Dass dies vorliegend nicht der Fall gewesen wäre, hat der Kläger nicht substantiiert dargelegt. Wenn er diesbezüglich moniert, der Beurteiler habe nicht deutlich machen können, wie er zu einem Gesamturteil von 10 Punkten gekommen sei, hat dieser erklärt, dass er sich bei der Vergabe von 10 Punkten – zulässigerweise – auf den Vorschlag des Dienststellenleiters, EPHK F., verlassen habe; der der Beurteilung zugrunde liegende Maßstab ergibt sich insoweit aus dem Gesetz (vgl. Art. 33 Abs. 2 GG, Art. 58, 59 LlbG). Es ist auch nicht zu beanstanden, wenn der Beurteiler anhand der von ihm übernommenen Einschätzung, die Arbeitsleistung des Klägers sei v.a. hinsichtlich der Arbeitsmenge nicht ausreichend, die Fachkenntnisse des Klägers seien allenfalls mittelmäßig und es hätten Defizite bei der Einsatzbereitschaft bestanden, für diese Einzelmerkmale nur 8, 10 bzw. 9 Punkte vergeben hat. Auch das Gesamturteil von 10 Punkten folgt aus der Bewertung der Einzelmerkmale. Dagegen kann der Kläger nicht einwenden, es erschließe sich nicht, weshalb 10 und nicht etwa 11 oder auch nur 9 Punkte vergeben worden seien. Diese Einschätzung obliegt allein dem Beurteiler im Rahmen seines Beurteilungsspielraums. Aus der Antwort des Beurteilers auf Frage des Klägerbevollmächtigten, ob eine Änderung der Reihung infolge eines besonderen Ereignisses möglich wäre, was dieser nachvollziehbar für den Fall, dass ein sachlicher Grund hierfür gegeben sei, bejaht hat, kann nicht der Schluss gezogen werden, dass er sich im Übrigen an die Reihung gebunden gefühlt habe.
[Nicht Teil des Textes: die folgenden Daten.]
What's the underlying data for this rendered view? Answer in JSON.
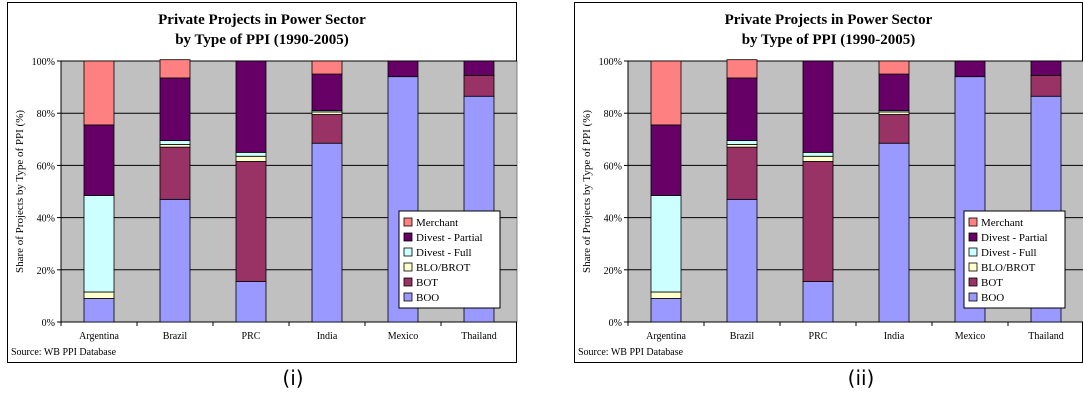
{
  "source_note": "Source: WB PPI Database",
  "panels": [
    {
      "label": "(i)"
    },
    {
      "label": "(ii)"
    }
  ],
  "chart_data": [
    {
      "type": "bar",
      "stacked": true,
      "title": "Private Projects in Power Sector",
      "subtitle": "by Type of PPI (1990-2005)",
      "xlabel": "",
      "ylabel": "Share of Projects by Type of PPI (%)",
      "ylim": [
        0,
        100
      ],
      "yticks": [
        "0%",
        "20%",
        "40%",
        "60%",
        "80%",
        "100%"
      ],
      "grid": true,
      "legend": "right",
      "categories": [
        "Argentina",
        "Brazil",
        "PRC",
        "India",
        "Mexico",
        "Thailand"
      ],
      "series": [
        {
          "name": "BOO",
          "color": "#9999ff",
          "values": [
            9,
            47,
            15.5,
            68.5,
            94,
            86.5
          ]
        },
        {
          "name": "BOT",
          "color": "#993366",
          "values": [
            0,
            20,
            46,
            11,
            0,
            8
          ]
        },
        {
          "name": "BLO/BROT",
          "color": "#ffffcc",
          "values": [
            2.5,
            1,
            2,
            1,
            0,
            0
          ]
        },
        {
          "name": "Divest - Full",
          "color": "#ccffff",
          "values": [
            37,
            1.5,
            1.5,
            0.5,
            0,
            0
          ]
        },
        {
          "name": "Divest - Partial",
          "color": "#660066",
          "values": [
            27,
            24,
            35,
            14,
            6,
            5.5
          ]
        },
        {
          "name": "Merchant",
          "color": "#ff8080",
          "values": [
            24.5,
            7,
            0,
            5,
            0,
            0
          ]
        }
      ],
      "plot_bg": "#c0c0c0"
    },
    {
      "type": "bar",
      "stacked": true,
      "title": "Private Projects in Power Sector",
      "subtitle": "by Type of PPI (1990-2005)",
      "xlabel": "",
      "ylabel": "Share of Projects by Type of PPI (%)",
      "ylim": [
        0,
        100
      ],
      "yticks": [
        "0%",
        "20%",
        "40%",
        "60%",
        "80%",
        "100%"
      ],
      "grid": true,
      "legend": "right",
      "categories": [
        "Argentina",
        "Brazil",
        "PRC",
        "India",
        "Mexico",
        "Thailand"
      ],
      "series": [
        {
          "name": "BOO",
          "color": "#9999ff",
          "values": [
            9,
            47,
            15.5,
            68.5,
            94,
            86.5
          ]
        },
        {
          "name": "BOT",
          "color": "#993366",
          "values": [
            0,
            20,
            46,
            11,
            0,
            8
          ]
        },
        {
          "name": "BLO/BROT",
          "color": "#ffffcc",
          "values": [
            2.5,
            1,
            2,
            1,
            0,
            0
          ]
        },
        {
          "name": "Divest - Full",
          "color": "#ccffff",
          "values": [
            37,
            1.5,
            1.5,
            0.5,
            0,
            0
          ]
        },
        {
          "name": "Divest - Partial",
          "color": "#660066",
          "values": [
            27,
            24,
            35,
            14,
            6,
            5.5
          ]
        },
        {
          "name": "Merchant",
          "color": "#ff8080",
          "values": [
            24.5,
            7,
            0,
            5,
            0,
            0
          ]
        }
      ],
      "plot_bg": "#c0c0c0"
    }
  ]
}
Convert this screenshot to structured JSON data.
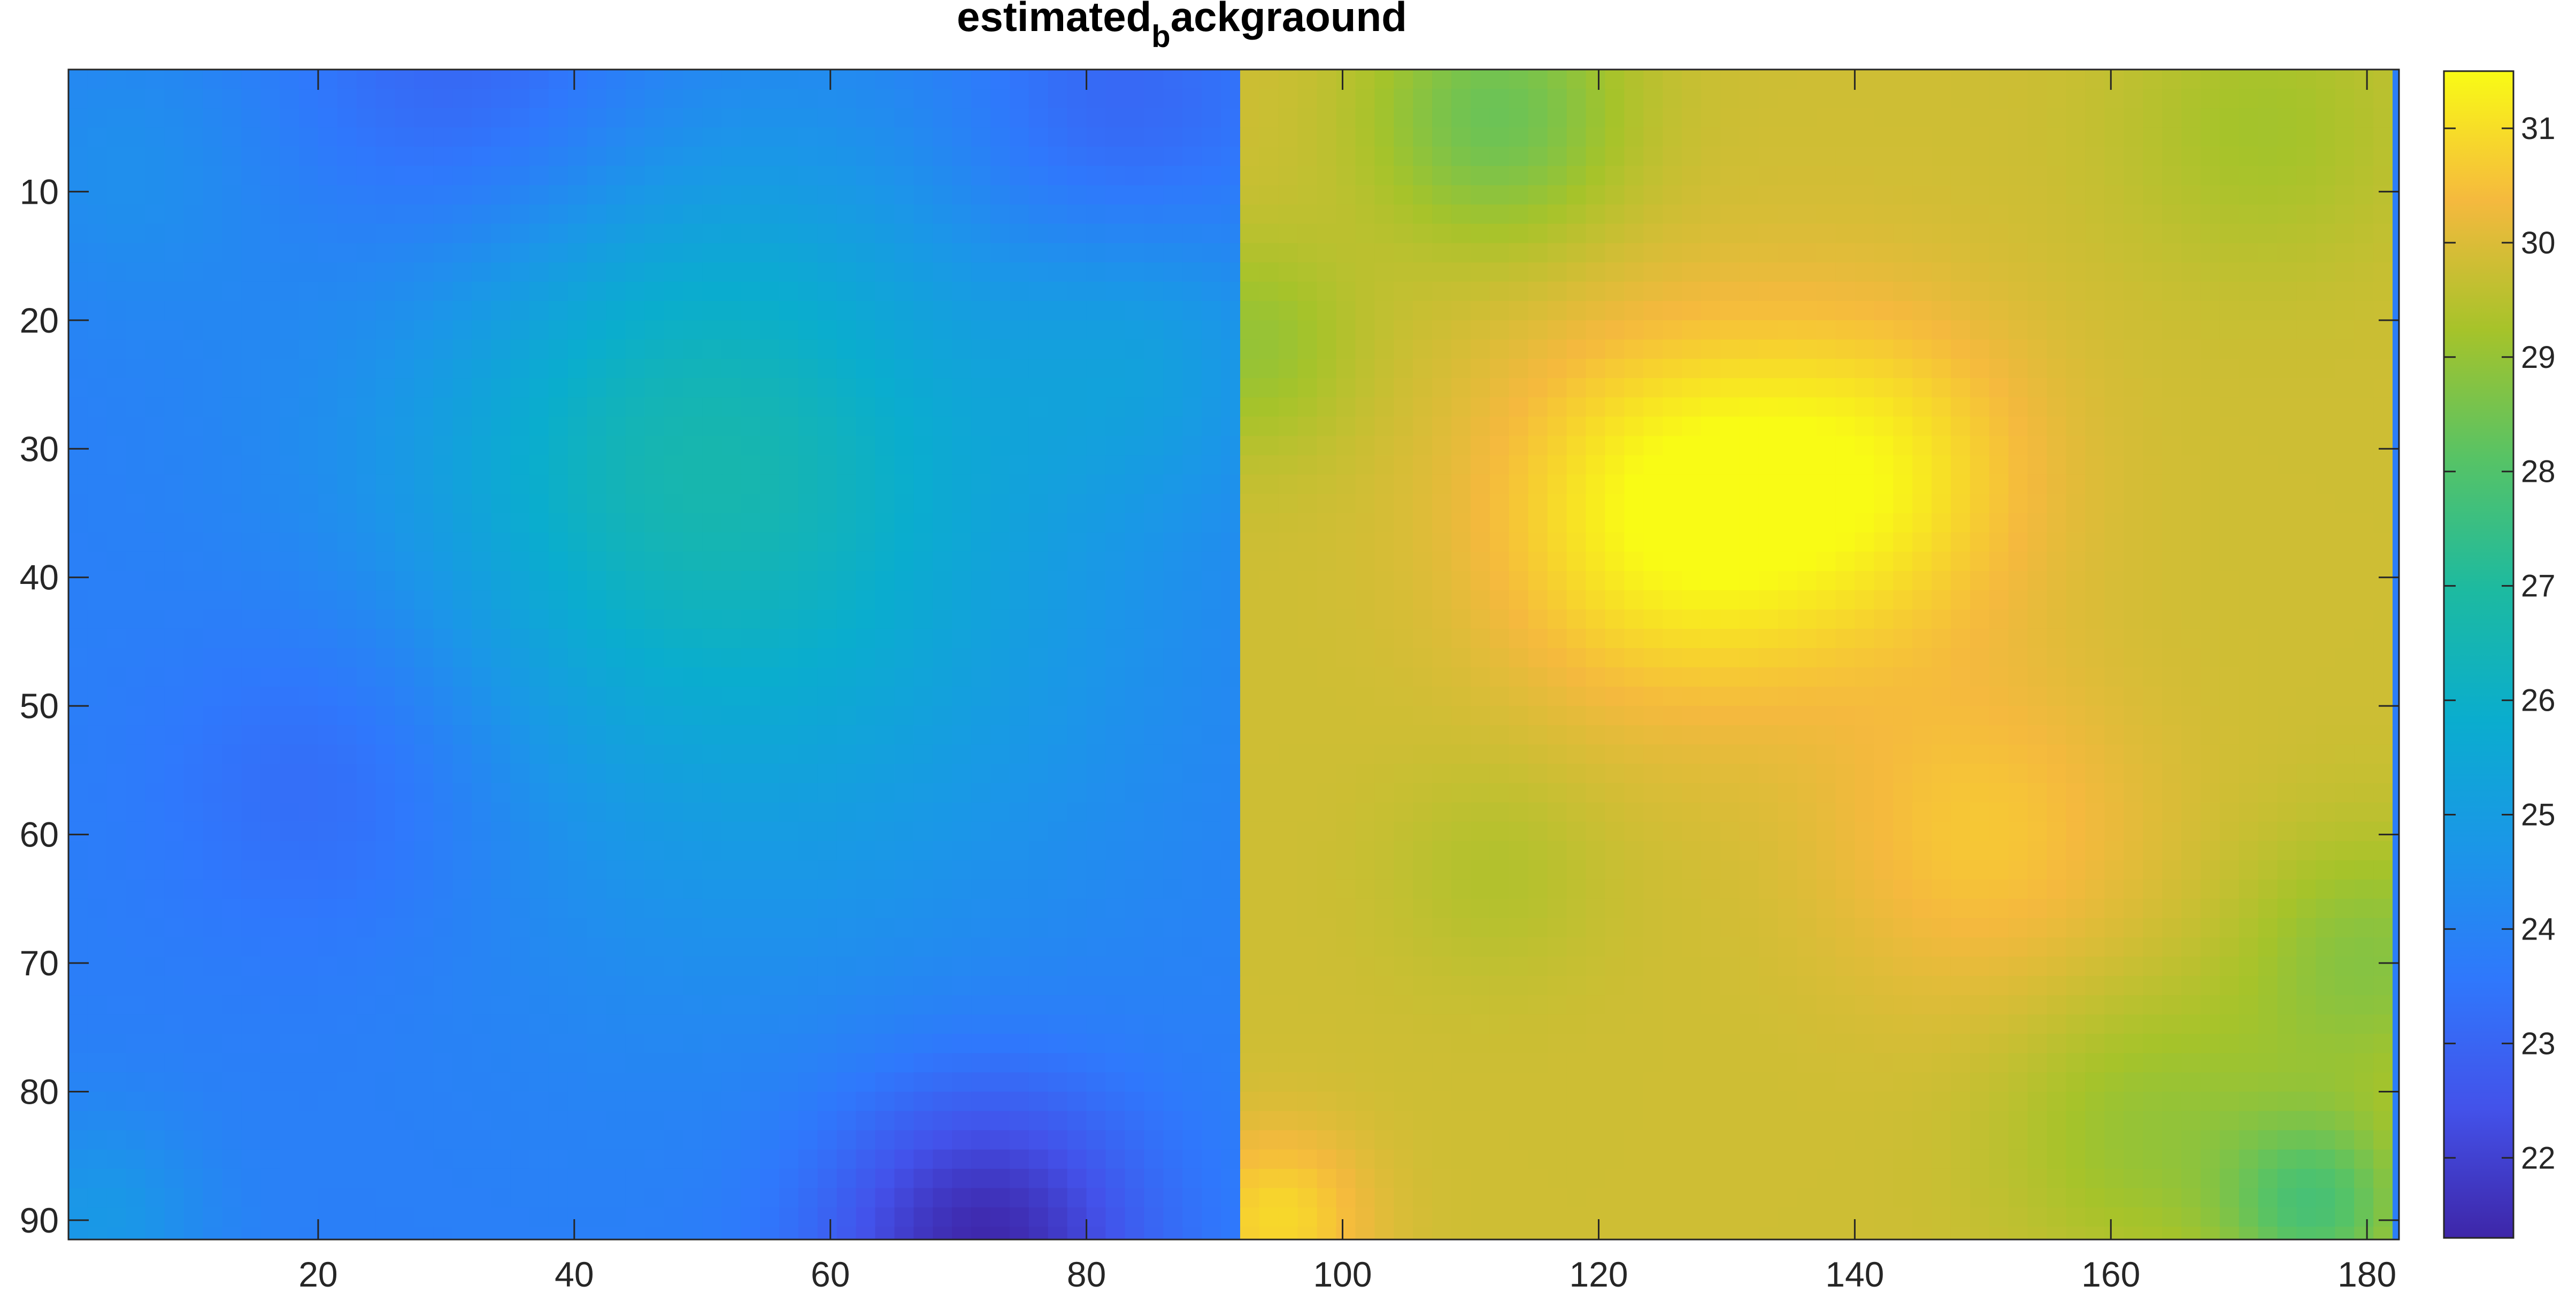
{
  "chart_data": {
    "type": "heatmap",
    "title": {
      "main": "estimated",
      "subscript": "b",
      "rest": "ackgraound"
    },
    "xlabel": "",
    "ylabel": "",
    "x_ticks": [
      20,
      40,
      60,
      80,
      100,
      120,
      140,
      160,
      180
    ],
    "y_ticks": [
      10,
      20,
      30,
      40,
      50,
      60,
      70,
      80,
      90
    ],
    "xlim": [
      0.5,
      182.5
    ],
    "ylim": [
      0.5,
      91.5
    ],
    "y_direction": "reverse",
    "colormap": "parula",
    "clim": [
      21.3,
      31.5
    ],
    "colorbar_ticks": [
      22,
      23,
      24,
      25,
      26,
      27,
      28,
      29,
      30,
      31
    ],
    "colors": {
      "parula_stops": [
        "#3e26a8",
        "#4352ea",
        "#2f78fc",
        "#1b96e8",
        "#0aadce",
        "#1dbaa0",
        "#56c366",
        "#a6c32a",
        "#f5b93e",
        "#f9fb15"
      ]
    },
    "regions": [
      {
        "name": "left-half",
        "x_range": [
          1,
          91
        ],
        "base_value": 23.8,
        "features": [
          {
            "x": 55,
            "y": 38,
            "value": 25.6,
            "spread": 22
          },
          {
            "x": 48,
            "y": 28,
            "value": 25.0,
            "spread": 14
          },
          {
            "x": 72,
            "y": 92,
            "value": 21.3,
            "spread": 9
          },
          {
            "x": 32,
            "y": 2,
            "value": 22.8,
            "spread": 10
          },
          {
            "x": 82,
            "y": 5,
            "value": 22.8,
            "spread": 9
          },
          {
            "x": 22,
            "y": 55,
            "value": 22.9,
            "spread": 10
          },
          {
            "x": 85,
            "y": 22,
            "value": 24.7,
            "spread": 8
          },
          {
            "x": 3,
            "y": 90,
            "value": 24.8,
            "spread": 6
          },
          {
            "x": 5,
            "y": 8,
            "value": 24.4,
            "spread": 8
          }
        ]
      },
      {
        "name": "right-half",
        "x_range": [
          92,
          182
        ],
        "base_value": 29.8,
        "features": [
          {
            "x": 126,
            "y": 35,
            "value": 31.5,
            "spread": 10
          },
          {
            "x": 142,
            "y": 32,
            "value": 31.0,
            "spread": 9
          },
          {
            "x": 112,
            "y": 4,
            "value": 28.4,
            "spread": 7
          },
          {
            "x": 176,
            "y": 89,
            "value": 28.0,
            "spread": 5
          },
          {
            "x": 163,
            "y": 83,
            "value": 29.0,
            "spread": 8
          },
          {
            "x": 180,
            "y": 70,
            "value": 28.8,
            "spread": 7
          },
          {
            "x": 93,
            "y": 22,
            "value": 29.0,
            "spread": 6
          },
          {
            "x": 150,
            "y": 60,
            "value": 30.6,
            "spread": 9
          },
          {
            "x": 95,
            "y": 90,
            "value": 30.9,
            "spread": 5
          },
          {
            "x": 172,
            "y": 5,
            "value": 29.2,
            "spread": 8
          },
          {
            "x": 112,
            "y": 63,
            "value": 29.4,
            "spread": 6
          }
        ]
      }
    ]
  }
}
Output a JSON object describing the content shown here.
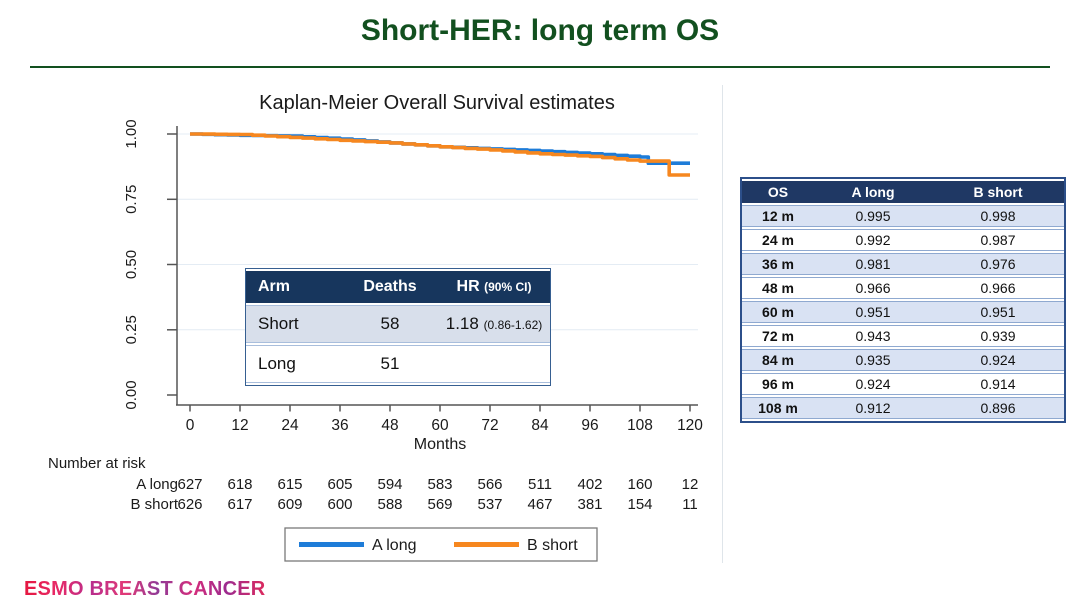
{
  "header": {
    "title": "Short-HER: long term OS"
  },
  "chart_data": {
    "type": "line",
    "subtype": "kaplan-meier-step",
    "title": "Kaplan-Meier Overall Survival estimates",
    "xlabel": "Months",
    "xlim": [
      0,
      120
    ],
    "ylim": [
      0,
      1
    ],
    "grid": true,
    "x_ticks": [
      0,
      12,
      24,
      36,
      48,
      60,
      72,
      84,
      96,
      108,
      120
    ],
    "y_ticks": [
      {
        "v": 1.0,
        "label": "1.00"
      },
      {
        "v": 0.75,
        "label": "0.75"
      },
      {
        "v": 0.5,
        "label": "0.50"
      },
      {
        "v": 0.25,
        "label": "0.25"
      },
      {
        "v": 0.0,
        "label": "0.00"
      }
    ],
    "series": [
      {
        "name": "A long",
        "color": "#1E7CD8",
        "points": [
          [
            0,
            1.0
          ],
          [
            12,
            0.995
          ],
          [
            24,
            0.992
          ],
          [
            36,
            0.981
          ],
          [
            48,
            0.966
          ],
          [
            60,
            0.951
          ],
          [
            72,
            0.943
          ],
          [
            84,
            0.935
          ],
          [
            96,
            0.924
          ],
          [
            108,
            0.912
          ],
          [
            110,
            0.888
          ],
          [
            120,
            0.888
          ]
        ]
      },
      {
        "name": "B short",
        "color": "#F6871F",
        "points": [
          [
            0,
            1.0
          ],
          [
            12,
            0.998
          ],
          [
            24,
            0.987
          ],
          [
            36,
            0.976
          ],
          [
            48,
            0.966
          ],
          [
            60,
            0.951
          ],
          [
            72,
            0.939
          ],
          [
            84,
            0.924
          ],
          [
            96,
            0.914
          ],
          [
            108,
            0.896
          ],
          [
            115,
            0.843
          ],
          [
            120,
            0.843
          ]
        ]
      }
    ],
    "number_at_risk": {
      "label": "Number at risk",
      "rows": [
        {
          "name": "A long",
          "values": [
            627,
            618,
            615,
            605,
            594,
            583,
            566,
            511,
            402,
            160,
            12
          ]
        },
        {
          "name": "B short",
          "values": [
            626,
            617,
            609,
            600,
            588,
            569,
            537,
            467,
            381,
            154,
            11
          ]
        }
      ]
    },
    "legend": {
      "position": "bottom",
      "items": [
        {
          "label": "A long",
          "color": "#1E7CD8"
        },
        {
          "label": "B short",
          "color": "#F6871F"
        }
      ]
    }
  },
  "inset_table": {
    "columns": {
      "arm": "Arm",
      "deaths": "Deaths",
      "hr": "HR",
      "hr_note": "(90% CI)"
    },
    "rows": [
      {
        "arm": "Short",
        "deaths": "58",
        "hr": "1.18",
        "hr_ci": "(0.86-1.62)"
      },
      {
        "arm": "Long",
        "deaths": "51",
        "hr": "",
        "hr_ci": ""
      }
    ]
  },
  "side_table": {
    "headers": [
      "OS",
      "A long",
      "B short"
    ],
    "rows": [
      [
        "12 m",
        "0.995",
        "0.998"
      ],
      [
        "24 m",
        "0.992",
        "0.987"
      ],
      [
        "36 m",
        "0.981",
        "0.976"
      ],
      [
        "48 m",
        "0.966",
        "0.966"
      ],
      [
        "60 m",
        "0.951",
        "0.951"
      ],
      [
        "72 m",
        "0.943",
        "0.939"
      ],
      [
        "84 m",
        "0.935",
        "0.924"
      ],
      [
        "96 m",
        "0.924",
        "0.914"
      ],
      [
        "108 m",
        "0.912",
        "0.896"
      ]
    ]
  },
  "footer": {
    "logo": "ESMO BREAST CANCER"
  },
  "colors": {
    "title_green": "#12501F",
    "curve_blue": "#1E7CD8",
    "curve_orange": "#F6871F",
    "table_header_navy": "#1F3864",
    "row_light_blue": "#D9E2F3",
    "logo_pink": "#D6216E"
  }
}
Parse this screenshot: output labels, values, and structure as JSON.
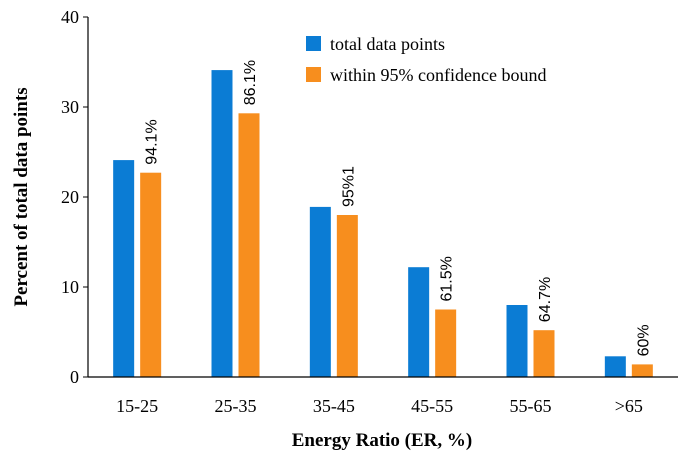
{
  "chart_data": {
    "type": "bar",
    "title": "",
    "xlabel": "Energy Ratio (ER, %)",
    "ylabel": "Percent of total data points",
    "categories": [
      "15-25",
      "25-35",
      "35-45",
      "45-55",
      "55-65",
      ">65"
    ],
    "series": [
      {
        "name": "total data points",
        "color": "#0B7CD4",
        "values": [
          24.1,
          34.1,
          18.9,
          12.2,
          8.0,
          2.3
        ]
      },
      {
        "name": "within 95% confidence bound",
        "color": "#F78E1E",
        "values": [
          22.7,
          29.3,
          18.0,
          7.5,
          5.2,
          1.4
        ]
      }
    ],
    "bar_labels": [
      "94.1%",
      "86.1%",
      "95%1",
      "61.5%",
      "64.7%",
      "60%"
    ],
    "ylim": [
      0,
      40
    ],
    "yticks": [
      0,
      10,
      20,
      30,
      40
    ],
    "grid": false,
    "legend_position": "top-right"
  }
}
(3) Soweit der Kläger schließlich rügt, dass der unmittelbare Vorgesetzte des Klägers als Dienstgruppenleiter, PHK R., entgegen Nr. 10.1 Satz 3 Abschnitt 3 VV-BeamtR nicht mit der Erstellung des Beurteilungsentwurfs beauftragt worden sei, legt er schon nicht substantiiert dar, inwiefern die Erstellung eines Beurteilungsvorschlags durch diesen zu einer besseren Beurteilung geführt hätte. Im Übrigen ist es nicht zu beanstanden, wenn der Dienststellenleiter sich bei Erstellung des Entwurfs mit dem Dienstgruppenleiter abgesprochen hat, der laut Beurteilungsformular auch keine Einwände gegen die Beurteilung erhoben hat. Unabhängig davon, dass es sich bei der Vorschrift um eine Soll-Bestimmung handelt, die nur im Regelfall einzuhalten ist, und auch EPHK F. als Dienststellenleiter als unmittelbarer Vorgesetzter des Klägers i.S.d. genannten Norm anzusehen ist (vgl. BayVGH, U.v. 17.12.2015 – 3 BV 13.773 – juris Rn. 16), ist der erforderlichen Beteiligung des Dienstgruppenleiters jedenfalls mit seiner Anhörung durch den Dienststellenleiter bei der Erstellung des Vorschlags Genüge getan worden (vgl. BayVGH, U.v. 7.5.2014 – 3 BV 12.2594 – juris Rn. 44).
2. Die vom Kläger als grundsätzlich bezeichnete Frage, ob Nr. 10.1 Satz 3 Abschnitt 3 VV-BeamtR Genüge getan wird, wenn nicht der unmittelbare Vorgesetzte des zu beurteilenden Beamten mit der Erstellung eines Beurteilungsentwurfs beauftragt wird, sondern der nächsthöhere Vorgesetzte, und dieser dann den von ihm erstellten Beurteilungsentwurf mit dem unmittelbaren Vorgesetzten abspricht, lässt sich aufgrund der unter 1.(3) gemachten Ausführungen bejahen, ohne dass es hierfür der Durchführung eines Berufungsverfahrens bedarf.
3. Der Zulassungsantrag war daher mit der Kostenfolge des § 154 Abs. 2 VwGO abzulehnen. Die Streitwertfestsetzung beruht auf § 47 Abs. 1 und 3, § 52 Abs. 2 GKG (wie Vorinstanz).
Mit der Ablehnung des Antrags auf Zulassung der Berufung wird die Entscheidung des Verwaltungsgerichts rechtskräftig (§ 124a Abs. 5 Satz 4 VwGO).